本件の原因についてリクルートキャリアは、「ガバナンス不全」と「学生視点の欠如」という2点を挙げている。

本件の影響についてコンサルタントの見解

本件は、あらかじめ同意を得ていた個人情報の利用目的の範囲を超えて、利用をしてしまったというものです。
就活サイトの中でも最大手とされる「リクナビ」の運営会社が独自に学生の内定辞退率を予測していたこと、そして、その予測データを一部の大手企業に販売していたということで、就活生を含め日本社会全体に大きな衝撃をもたらす事件となりました。

今回、JIPDECは3例目となるプライバシーマーク付与の取消を行いました。

このような事態となった要因としては、リクルートキャリアの個人情報保護の体制に組織的な問題があると判断されたためではないかと思います。

具体的には、リクルートキャリアは組織全体として個人情報保護の意識が低い状態にあったのではないでしょうか。

同社はプライバシー認証取得企業であり、かつ、人材サービス業務を行う企業です。そのため、もともと個人情報に対する意識は高かったはずです。
このような事件が起こった背景には、個人情報保護の意識が従業員の一部で止まっており、会社全体に共有できていなかった、あるいは、就活生の個人情報を日々取り扱っていく中で個人情報保護の取組みが形骸化してしまい、個人情報保護の意識が薄れてしまっていた、という事が考えられます。

個人情報を取り扱う上で忘れてはならないのは、本人の気持ちになって考える想像力を持つということです。「自分がされて嫌なことは、ほかの人にしない」とは基本的な事ですが、自分が個人情報の本人だったとして「嫌だな」と感じる取扱いをしないように心がければ、おのずと個人情報を取り扱う際の意識は変わってくるでしょう。

本件では、個人情報とは慎重に取り扱うべき情報であり、その情報を使って内定辞退率を予測・販売をした場合、本人はどのような気持ちになるのかという事を想像して考えるということを実施すべきでした。

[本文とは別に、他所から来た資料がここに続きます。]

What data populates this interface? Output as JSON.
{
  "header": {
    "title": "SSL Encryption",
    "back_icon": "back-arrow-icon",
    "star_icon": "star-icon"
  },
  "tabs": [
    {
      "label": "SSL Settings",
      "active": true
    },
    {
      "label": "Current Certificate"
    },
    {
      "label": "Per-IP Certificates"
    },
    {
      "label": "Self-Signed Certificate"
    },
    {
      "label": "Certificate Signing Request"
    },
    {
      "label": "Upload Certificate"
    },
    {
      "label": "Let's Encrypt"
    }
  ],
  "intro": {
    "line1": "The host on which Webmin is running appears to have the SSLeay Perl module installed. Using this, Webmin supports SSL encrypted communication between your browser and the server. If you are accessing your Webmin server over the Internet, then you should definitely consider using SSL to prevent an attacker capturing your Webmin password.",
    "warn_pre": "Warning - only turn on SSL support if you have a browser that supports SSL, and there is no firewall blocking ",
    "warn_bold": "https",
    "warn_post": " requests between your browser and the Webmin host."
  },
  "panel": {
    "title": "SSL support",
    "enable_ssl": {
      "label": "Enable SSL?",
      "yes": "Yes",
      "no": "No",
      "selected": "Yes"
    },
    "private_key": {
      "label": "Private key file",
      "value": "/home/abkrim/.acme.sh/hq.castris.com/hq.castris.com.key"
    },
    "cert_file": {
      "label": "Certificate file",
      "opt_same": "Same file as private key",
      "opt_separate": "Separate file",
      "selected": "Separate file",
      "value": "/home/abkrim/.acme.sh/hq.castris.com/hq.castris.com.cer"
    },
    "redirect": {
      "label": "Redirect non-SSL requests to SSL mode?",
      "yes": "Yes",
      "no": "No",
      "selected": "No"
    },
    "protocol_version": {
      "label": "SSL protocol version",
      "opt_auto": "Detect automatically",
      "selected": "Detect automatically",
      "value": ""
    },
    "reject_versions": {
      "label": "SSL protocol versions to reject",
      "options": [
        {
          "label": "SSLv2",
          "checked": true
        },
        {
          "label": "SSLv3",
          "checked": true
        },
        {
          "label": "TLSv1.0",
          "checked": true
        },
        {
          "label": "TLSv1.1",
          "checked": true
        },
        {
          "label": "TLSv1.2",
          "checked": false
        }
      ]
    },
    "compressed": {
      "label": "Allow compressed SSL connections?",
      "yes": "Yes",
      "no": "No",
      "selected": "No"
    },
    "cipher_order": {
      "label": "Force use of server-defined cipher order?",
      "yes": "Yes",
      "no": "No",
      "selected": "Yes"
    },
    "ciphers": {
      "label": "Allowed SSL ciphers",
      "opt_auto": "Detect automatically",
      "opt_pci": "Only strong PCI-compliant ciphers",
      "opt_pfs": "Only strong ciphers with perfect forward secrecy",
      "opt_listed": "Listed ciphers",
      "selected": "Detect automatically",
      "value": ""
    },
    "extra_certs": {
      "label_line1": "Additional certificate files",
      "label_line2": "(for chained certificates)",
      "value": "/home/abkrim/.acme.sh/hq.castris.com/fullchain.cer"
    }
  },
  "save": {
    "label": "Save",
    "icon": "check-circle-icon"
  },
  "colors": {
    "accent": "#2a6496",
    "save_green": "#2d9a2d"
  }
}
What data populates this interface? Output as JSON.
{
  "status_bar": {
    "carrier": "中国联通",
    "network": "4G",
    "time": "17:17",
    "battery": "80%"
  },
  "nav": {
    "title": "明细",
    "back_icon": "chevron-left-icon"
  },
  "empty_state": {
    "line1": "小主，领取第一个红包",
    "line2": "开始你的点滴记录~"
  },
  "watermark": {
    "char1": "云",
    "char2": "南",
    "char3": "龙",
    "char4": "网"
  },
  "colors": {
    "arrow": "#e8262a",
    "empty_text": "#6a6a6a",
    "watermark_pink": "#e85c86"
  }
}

想像力を働かせて考えることができていたならば、このようなサービス自体許容されるものであるのか、仮に許されたとしても社会の反応はどういったものになるのかということについて、サービス提供前に十分に検討することができたのではないでしょうか。

本件は、2020年の個人情報保護法の改正において、本人の企業に対する請求等の要件緩和やCookie使用による個人情報の取得などの点で大きく影響を与える事件となりました。法改正によって企業の責務は今よりも拡充されると考えられますが、本件のような事態を引き起こさないようにするには、法の規制よりも、当事者である企業並びに従業員の日々の意識が効果的です。法の改正内容にも留意しつつ、適切な対処をしていきましょう。